Elizabeth Falkner's Presence in New York is Starting to Krescendo
At the end of 2011, San Francisco chef Elizabeth Falkner announced she was closing Citizen Cake and Orson. The former had been open for 15 years. If you see a pattern in the restaurant names it's because Falkner, a graduate of the San Francisco Art Institute, was an aspiring fillmmaker before she became a chef. After 25 years in San Francisco, Falkner set her sites on New York City, where she landed on Atlanctic Avenue in Brooklyn and opened Krescendo in the former Downtown Atlantic space. The restaurant has an Italian menu with a heavy lean towards pizza and it showcases her ability in the kitchen as a chef and baker.
Falkner has appeared on Top Chef, Iron Chef America, and The Next Iron Chef for the first time on season four, where she lost in the finale to Geoffrey Zakarian. The last out-of-town chef to have spent time on TV and open a restaurant in the city didn't fair so well, but today, history doesn't repeat itself. Pete Wells awarded two stars to Krescendo.

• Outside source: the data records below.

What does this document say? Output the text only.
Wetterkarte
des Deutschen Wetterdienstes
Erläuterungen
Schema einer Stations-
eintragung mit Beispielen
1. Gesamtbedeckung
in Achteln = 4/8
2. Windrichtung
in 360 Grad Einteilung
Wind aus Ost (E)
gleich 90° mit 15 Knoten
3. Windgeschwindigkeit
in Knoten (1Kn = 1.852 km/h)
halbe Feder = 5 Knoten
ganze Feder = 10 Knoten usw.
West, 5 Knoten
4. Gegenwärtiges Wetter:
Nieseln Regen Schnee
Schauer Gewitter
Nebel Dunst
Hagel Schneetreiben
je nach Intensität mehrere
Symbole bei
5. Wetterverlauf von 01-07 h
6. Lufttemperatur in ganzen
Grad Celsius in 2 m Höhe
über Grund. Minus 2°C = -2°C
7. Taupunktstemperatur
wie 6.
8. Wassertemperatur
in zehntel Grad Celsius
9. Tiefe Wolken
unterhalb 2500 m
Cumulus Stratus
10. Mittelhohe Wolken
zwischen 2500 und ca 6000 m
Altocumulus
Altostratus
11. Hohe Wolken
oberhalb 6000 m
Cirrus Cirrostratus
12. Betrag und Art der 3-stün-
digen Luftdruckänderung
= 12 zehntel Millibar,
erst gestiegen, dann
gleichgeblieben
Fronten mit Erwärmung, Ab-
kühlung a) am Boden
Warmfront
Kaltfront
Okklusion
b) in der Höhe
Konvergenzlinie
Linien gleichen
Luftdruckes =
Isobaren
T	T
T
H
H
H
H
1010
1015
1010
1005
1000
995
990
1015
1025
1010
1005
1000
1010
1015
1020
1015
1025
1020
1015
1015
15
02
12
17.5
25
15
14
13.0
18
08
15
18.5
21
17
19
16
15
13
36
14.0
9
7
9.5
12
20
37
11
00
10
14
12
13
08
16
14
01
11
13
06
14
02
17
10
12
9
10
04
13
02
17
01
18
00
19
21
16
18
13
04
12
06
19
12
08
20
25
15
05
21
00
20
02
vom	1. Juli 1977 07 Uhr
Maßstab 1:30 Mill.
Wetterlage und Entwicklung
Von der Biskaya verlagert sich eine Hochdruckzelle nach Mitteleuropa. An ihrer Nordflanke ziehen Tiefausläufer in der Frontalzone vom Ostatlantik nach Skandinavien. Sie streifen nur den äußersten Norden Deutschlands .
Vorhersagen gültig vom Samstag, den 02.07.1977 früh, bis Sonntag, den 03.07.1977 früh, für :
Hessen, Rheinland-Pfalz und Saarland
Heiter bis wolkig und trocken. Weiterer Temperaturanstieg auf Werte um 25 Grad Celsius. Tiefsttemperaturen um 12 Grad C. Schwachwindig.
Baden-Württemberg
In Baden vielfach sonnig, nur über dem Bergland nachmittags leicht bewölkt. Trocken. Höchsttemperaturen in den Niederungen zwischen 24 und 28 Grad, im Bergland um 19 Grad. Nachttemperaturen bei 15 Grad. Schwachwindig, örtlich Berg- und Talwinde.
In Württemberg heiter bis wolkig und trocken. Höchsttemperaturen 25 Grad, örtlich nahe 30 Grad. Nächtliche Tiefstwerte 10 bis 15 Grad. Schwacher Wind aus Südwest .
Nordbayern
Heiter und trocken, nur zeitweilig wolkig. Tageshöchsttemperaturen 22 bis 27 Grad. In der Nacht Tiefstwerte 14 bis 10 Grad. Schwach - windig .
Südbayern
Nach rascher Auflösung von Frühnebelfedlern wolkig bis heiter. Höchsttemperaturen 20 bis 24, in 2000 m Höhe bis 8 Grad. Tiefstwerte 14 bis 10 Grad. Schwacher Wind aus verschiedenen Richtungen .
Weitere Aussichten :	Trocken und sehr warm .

"The Finocchio Flower Power is the pizza version of the sparkly oven," writes Wells, "a lavishly constructed detail that lets you know that Krescendo is much better than the neighborhood Italian joint it is trying to pass for. I do not know why Ms. Falkner and Nancy Puglisi, the restaurant’s owner, camouflaged the place so thoroughly, but the result is that not enough people are talking about Krescendo." Wells is a big fan of the restaurant's consistency and thorough execution. "The quality of a restaurant’s pizza often correlates negatively with that of its pastas and salads. Ms. Falkner," he reveals, "brings the same quiet focus to all her cooking at Krescendo."